Martin Pembleton

Personal information
- Full name: Martin John Pembleton
- Date of birth: 1 June 1990 (age 35)
- Place of birth: Scunthorpe, England
- Position(s): Attacking Midfielder

Team information
- Current team: Brigg Town
- Number: 7

Youth career
- Lincoln City

Senior career*
- Years: Team / Apps / (Gls)
- 2008–2009: Lincoln City / 12 / (0)
- 2009: Lincoln United / 65 / (17)
- 2009–2010: Winterton Rangers / 36 / (21)
- 2010–2011: Bottesford Town / 29 / (9)
- 2011–2012: Buxton / 34 / (7)
- 2012–2013: Goole / 34 / (12)
- 2013–2019: Bottesford Town / 279 / (71)
- 2019-2023: Brigg Town / 117 / (28)
- 2023-2023: Winterton Rangers / 17 / (10)
- 2023-: Brigg Town / 27 / (5)

= Martin Pembleton =

English footballer

Martin Pembleton (born 1 June 1990) is an English former footballer, who played as attacking midfielder for Brigg Town. He is now the current Brigg Town Manager alongside Stephen McCarron. He won his first game as manager in convincing fashion as Brigg beat Swallownest 8-0 on April 4th 2025.

==Lincoln City==
Pembleton joined the Centre of Excellence at Lincoln City as a nine-year-old and progressed through the system, starting a two-year Apprenticeship for Sporting Excellence (ASE) scholarship with the club at the beginning of the 2006–2007 season. He continued his progression, making his first team debut on 24 March 2008, at home to Hereford United in the 2–1 win in League Two. In April 2008 Pembleton, alongside Gary King, was offered a one-year professional contract.

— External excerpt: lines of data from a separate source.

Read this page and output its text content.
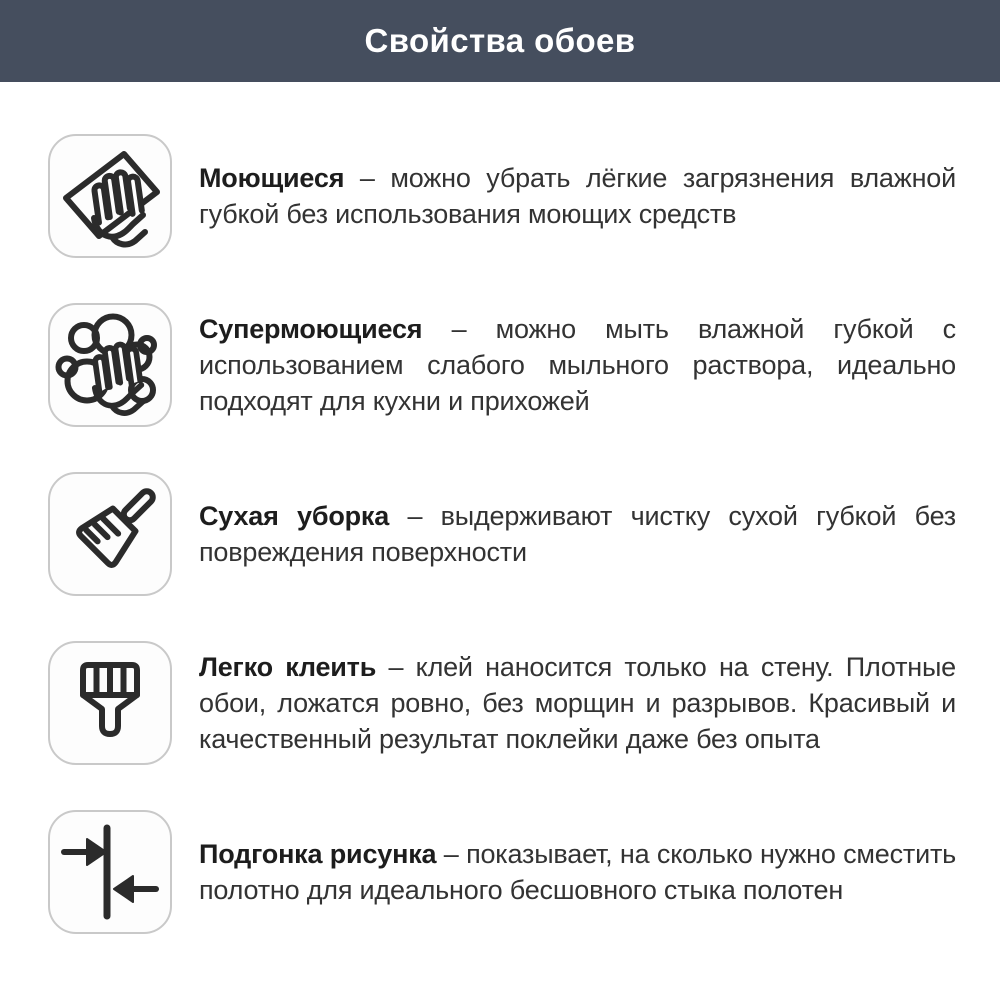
Свойства обоев

Моющиеся – можно убрать лёгкие загрязнения влажной губкой без использования моющих средств

Супермоющиеся – можно мыть влажной губкой с использованием слабого мыльного раствора, идеально подходят для кухни и прихожей

Сухая уборка – выдерживают чистку сухой губкой без повреждения поверхности

Легко клеить – клей наносится только на стену. Плотные обои, ложатся ровно, без морщин и разрывов. Красивый и качественный результат поклейки даже без опыта

Подгонка рисунка – показывает, на сколько нужно сместить полотно для идеального бесшовного стыка полотен
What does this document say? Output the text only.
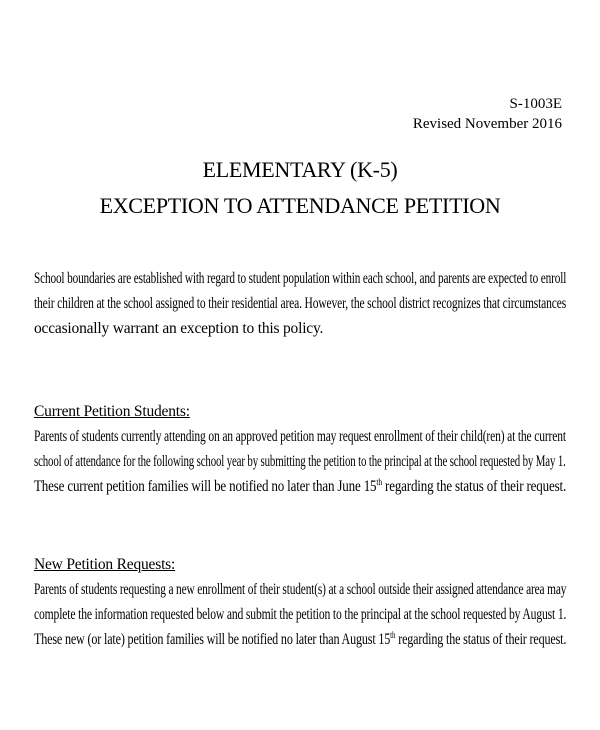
S-1003E
Revised November 2016
ELEMENTARY (K-5)
EXCEPTION TO ATTENDANCE PETITION
School boundaries are established with regard to student population within each school, and parents are expected to enroll
their children at the school assigned to their residential area. However, the school district recognizes that circumstances
occasionally warrant an exception to this policy.
Current Petition Students:
Parents of students currently attending on an approved petition may request enrollment of their child(ren) at the current
school of attendance for the following school year by submitting the petition to the principal at the school requested by May 1.
These current petition families will be notified no later than June 15th regarding the status of their request.
New Petition Requests:
Parents of students requesting a new enrollment of their student(s) at a school outside their assigned attendance area may
complete the information requested below and submit the petition to the principal at the school requested by August 1.
These new (or late) petition families will be notified no later than August 15th regarding the status of their request.
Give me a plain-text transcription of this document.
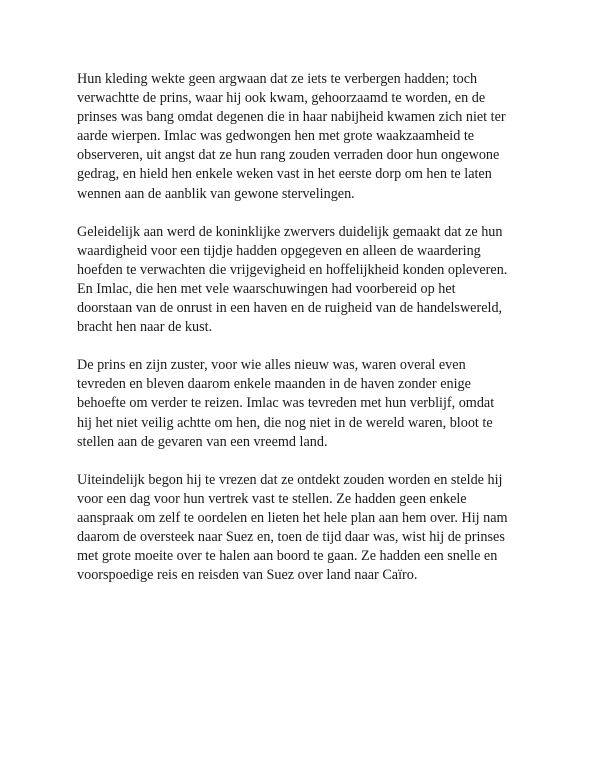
Hun kleding wekte geen argwaan dat ze iets te verbergen hadden; toch
verwachtte de prins, waar hij ook kwam, gehoorzaamd te worden, en de
prinses was bang omdat degenen die in haar nabijheid kwamen zich niet ter
aarde wierpen. Imlac was gedwongen hen met grote waakzaamheid te
observeren, uit angst dat ze hun rang zouden verraden door hun ongewone
gedrag, en hield hen enkele weken vast in het eerste dorp om hen te laten
wennen aan de aanblik van gewone stervelingen.

Geleidelijk aan werd de koninklijke zwervers duidelijk gemaakt dat ze hun
waardigheid voor een tijdje hadden opgegeven en alleen de waardering
hoefden te verwachten die vrijgevigheid en hoffelijkheid konden opleveren.
En Imlac, die hen met vele waarschuwingen had voorbereid op het
doorstaan van de onrust in een haven en de ruigheid van de handelswereld,
bracht hen naar de kust.

De prins en zijn zuster, voor wie alles nieuw was, waren overal even
tevreden en bleven daarom enkele maanden in de haven zonder enige
behoefte om verder te reizen. Imlac was tevreden met hun verblijf, omdat
hij het niet veilig achtte om hen, die nog niet in de wereld waren, bloot te
stellen aan de gevaren van een vreemd land.

Uiteindelijk begon hij te vrezen dat ze ontdekt zouden worden en stelde hij
voor een dag voor hun vertrek vast te stellen. Ze hadden geen enkele
aanspraak om zelf te oordelen en lieten het hele plan aan hem over. Hij nam
daarom de oversteek naar Suez en, toen de tijd daar was, wist hij de prinses
met grote moeite over te halen aan boord te gaan. Ze hadden een snelle en
voorspoedige reis en reisden van Suez over land naar Caïro.
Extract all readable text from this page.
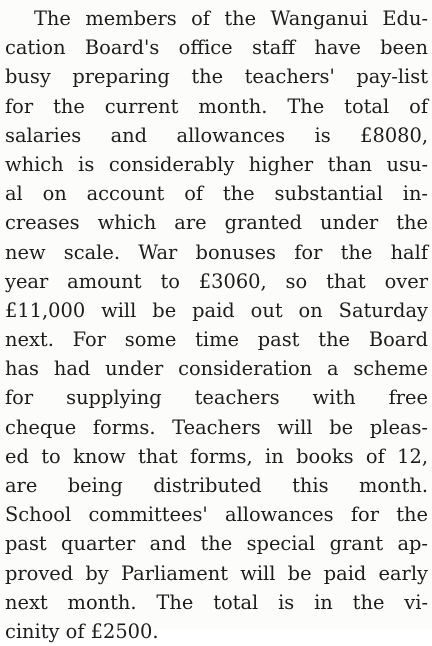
The members of the Wanganui Edu-
cation Board's office staff have been
busy preparing the teachers' pay-list
for the current month. The total of
salaries and allowances is £8080,
which is considerably higher than usu-
al on account of the substantial in-
creases which are granted under the
new scale. War bonuses for the half
year amount to £3060, so that over
£11,000 will be paid out on Saturday
next. For some time past the Board
has had under consideration a scheme
for supplying teachers with free
cheque forms. Teachers will be pleas-
ed to know that forms, in books of 12,
are being distributed this month.
School committees' allowances for the
past quarter and the special grant ap-
proved by Parliament will be paid early
next month. The total is in the vi-
cinity of £2500.
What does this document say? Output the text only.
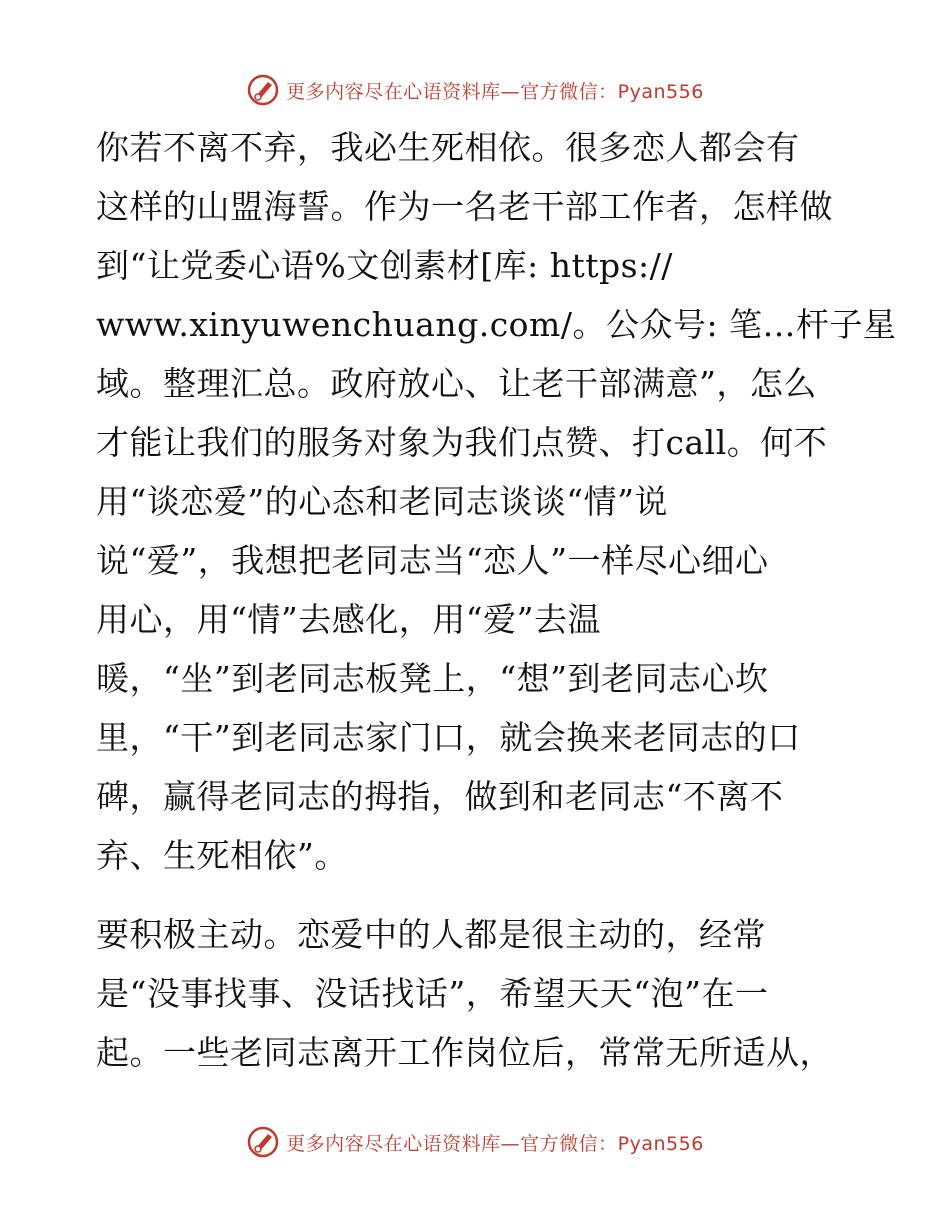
更多内容尽在心语资料库—官方微信：Pyan556
你若不离不弃，我必生死相依。很多恋人都会有
这样的山盟海誓。作为一名老干部工作者，怎样做
到“让党委心语%文创素材[库: https://
www.xinyuwenchuang.com/。公众号: 笔…杆子星
域。整理汇总。政府放心、让老干部满意”，怎么
才能让我们的服务对象为我们点赞、打call。何不
用“谈恋爱”的心态和老同志谈谈“情”说
说“爱”，我想把老同志当“恋人”一样尽心细心
用心，用“情”去感化，用“爱”去温
暖，“坐”到老同志板凳上，“想”到老同志心坎
里，“干”到老同志家门口，就会换来老同志的口
碑，赢得老同志的拇指，做到和老同志“不离不
弃、生死相依”。
要积极主动。恋爱中的人都是很主动的，经常
是“没事找事、没话找话”，希望天天“泡”在一
起。一些老同志离开工作岗位后，常常无所适从，
更多内容尽在心语资料库—官方微信：Pyan556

However, his failed to make a first team appearance as a professional being restricted to just six appearances as an unused substitute and on 6 March 2009 he joined Lincoln United on a month's loan. Following the close of the 2008–09 season, Pembleton was one of seven players released by the club.

==Non-League career==
After spending a trial period with Boston United, appearing in their 1-1 friendly draw with Lincoln City on 15 July 2009, he signed for Lincoln United before joining Winterton Rangers in December 2009 and Bottesford Town in the summer of 2010. In February 2011 he signed dual registration forms with Buxton enabling to play both for Bottesford and Buxton. In July 2012 he joined Goole.